Hamburger menu/ Android side drawer
This is likely the most common navigational pattern you will find as it is a go to for responsive web design whilst also becoming the native UI pattern for android and finding its place within material design.
This pattern is heavily used as it amplifies the available space on screen by hiding the menu entirely and providing a minimal design approach. It is also very scalable giving you the flexibility to add many navigation items in the side menu and if intended adding a second sub menu layer to this aswell.
By hiding the menu you are reducing the visibility of your products content under the assumption your users are aware of the Hamburger recognition.

If your user base does make the ‘Menu’ connection you are still limiting visibility of content by forcing user interaction to open a hidden menu and in some cases scroll to further hidden content. As a user progresses through this journey of side menu content there is no immediate visual feedback on your current location, no active states. You are forcing users to remember where they are and/or navigate back to the side menu this just provides an experience with hindering friction.
Whilst this is the material design pattern for android, as soon as we try and implement this to the IOS platform it can have negative affects as it sits in conjunction with native IOS navigation rules.

Doing so increases visual clutter on what should remain functional native controls, it begins to blur the relationship between icon, text and other functional elements on the same navigation bar. Before using this menu solution think about how you are presenting menu items, you will have higher engagement exposing menu items alternatively you can prioritise your content within the side menu to focus on product features.

Within material design
IOS Tray
The tab bar which has become native to the IOS platform is a lot more direct in user experience, it provides exposed access to your products content which shares a similar value of importance. Additionally there is some visual feedback for active/inactive states so a user can now identify their position which is easily recognised. This tab bar remains consistent across every view of the app giving a clear communication of context.

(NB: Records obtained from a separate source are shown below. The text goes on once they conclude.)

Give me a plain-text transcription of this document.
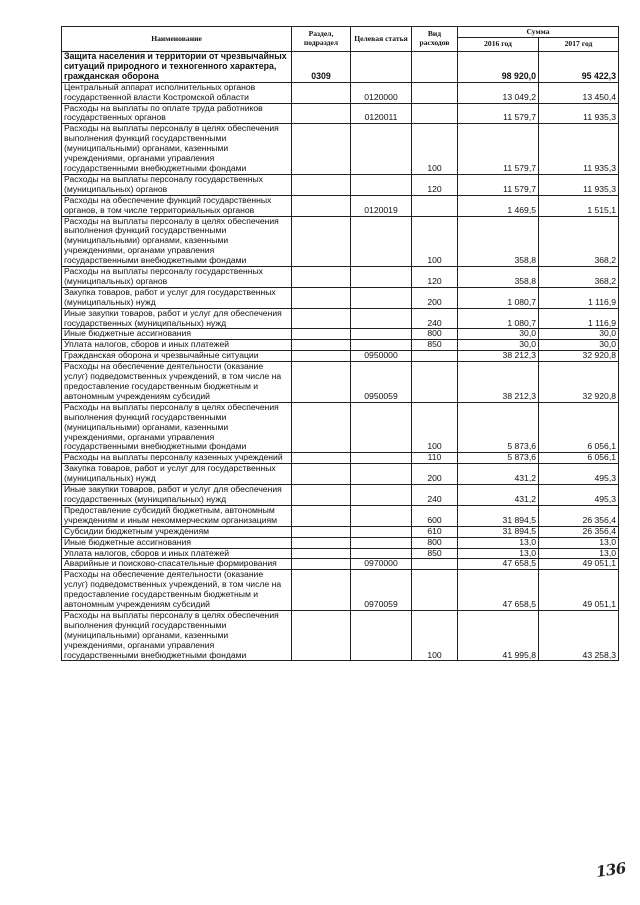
Наименование	Раздел, подраздел	Целевая статья	Вид расходов	Сумма	
				2016 год	2017 год
Защита населения и территории от чрезвычайных ситуаций природного и техногенного характера, гражданская оборона	0309			98 920,0	95 422,3
Центральный аппарат исполнительных органов государственной власти Костромской области		0120000		13 049,2	13 450,4
Расходы на выплаты по оплате труда работников государственных органов		0120011		11 579,7	11 935,3
Расходы на выплаты персоналу в целях обеспечения выполнения функций государственными (муниципальными) органами, казенными учреждениями, органами управления государственными внебюджетными фондами			100	11 579,7	11 935,3
Расходы на выплаты персоналу государственных (муниципальных) органов			120	11 579,7	11 935,3
Расходы на обеспечение функций государственных органов, в том числе территориальных органов		0120019		1 469,5	1 515,1
Расходы на выплаты персоналу в целях обеспечения выполнения функций государственными (муниципальными) органами, казенными учреждениями, органами управления государственными внебюджетными фондами			100	358,8	368,2
Расходы на выплаты персоналу государственных (муниципальных) органов			120	358,8	368,2
Закупка товаров, работ и услуг для государственных (муниципальных) нужд			200	1 080,7	1 116,9
Иные закупки товаров, работ и услуг для обеспечения государственных (муниципальных) нужд			240	1 080,7	1 116,9
Иные бюджетные ассигнования			800	30,0	30,0
Уплата налогов, сборов и иных платежей			850	30,0	30,0
Гражданская оборона и чрезвычайные ситуации		0950000		38 212,3	32 920,8
Расходы на обеспечение деятельности (оказание услуг) подведомственных учреждений, в том числе на предоставление государственным бюджетным и автономным учреждениям субсидий		0950059		38 212,3	32 920,8
Расходы на выплаты персоналу в целях обеспечения выполнения функций государственными (муниципальными) органами, казенными учреждениями, органами управления государственными внебюджетными фондами			100	5 873,6	6 056,1
Расходы на выплаты персоналу казенных учреждений			110	5 873,6	6 056,1
Закупка товаров, работ и услуг для государственных (муниципальных) нужд			200	431,2	495,3
Иные закупки товаров, работ и услуг для обеспечения государственных (муниципальных) нужд			240	431,2	495,3
Предоставление субсидий бюджетным, автономным учреждениям и иным некоммерческим организациям			600	31 894,5	26 356,4
Субсидии бюджетным учреждениям			610	31 894,5	26 356,4
Иные бюджетные ассигнования			800	13,0	13,0
Уплата налогов, сборов и иных платежей			850	13,0	13,0
Аварийные и поисково-спасательные формирования		0970000		47 658,5	49 051,1
Расходы на обеспечение деятельности (оказание услуг) подведомственных учреждений, в том числе на предоставление государственным бюджетным и автономным учреждениям субсидий		0970059		47 658,5	49 051,1
Расходы на выплаты персоналу в целях обеспечения выполнения функций государственными (муниципальными) органами, казенными учреждениями, органами управления государственными внебюджетными фондами			100	41 995,8	43 258,3
136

However, size is a factor of this navigation menu, unlike the hamburger, this has to forfeit real estate of your devices view port reducing the content that can be seen at any given time. Similarly, you can only fit a maximum of 5 menu items (following apples guidelines) before falling in to the same visibility trap as the hamburger. At any one given time you should only use a maximum of 5 menu items which will include an accompanying icon and description label. This is the maximum number that can comfortably sit together and not lose quality in size or impact the touch hitbox area of 44pt.
Gesture based
In addition to the solid navigation patterns undertaken by IOS and Android, as we develop smarter phones along with that becomes new ways of interacting with our devices. Apps are becoming more and more gestural relying less on the visual UI and instead relying on intuitive gestural commands such as swiping left, right, up and down for small tasks like scrolling and next page. These gestures have become embedded in our culture so much that it is now a universal form of communication that any culture can pick up, there is no language barrier in this visual communication.

Doing this removes any UI clutter to focus on core interactions that will define your product.
Conclusion
When designing your app, you should take a content first approach to establish your navigation pattern. Understand your audience, why are they using this app? What goals do they want to achieve while using it? If they fail at navigating or meeting those goals they will likely drop off. Make it easier to use with no friction in usability and you will retain users.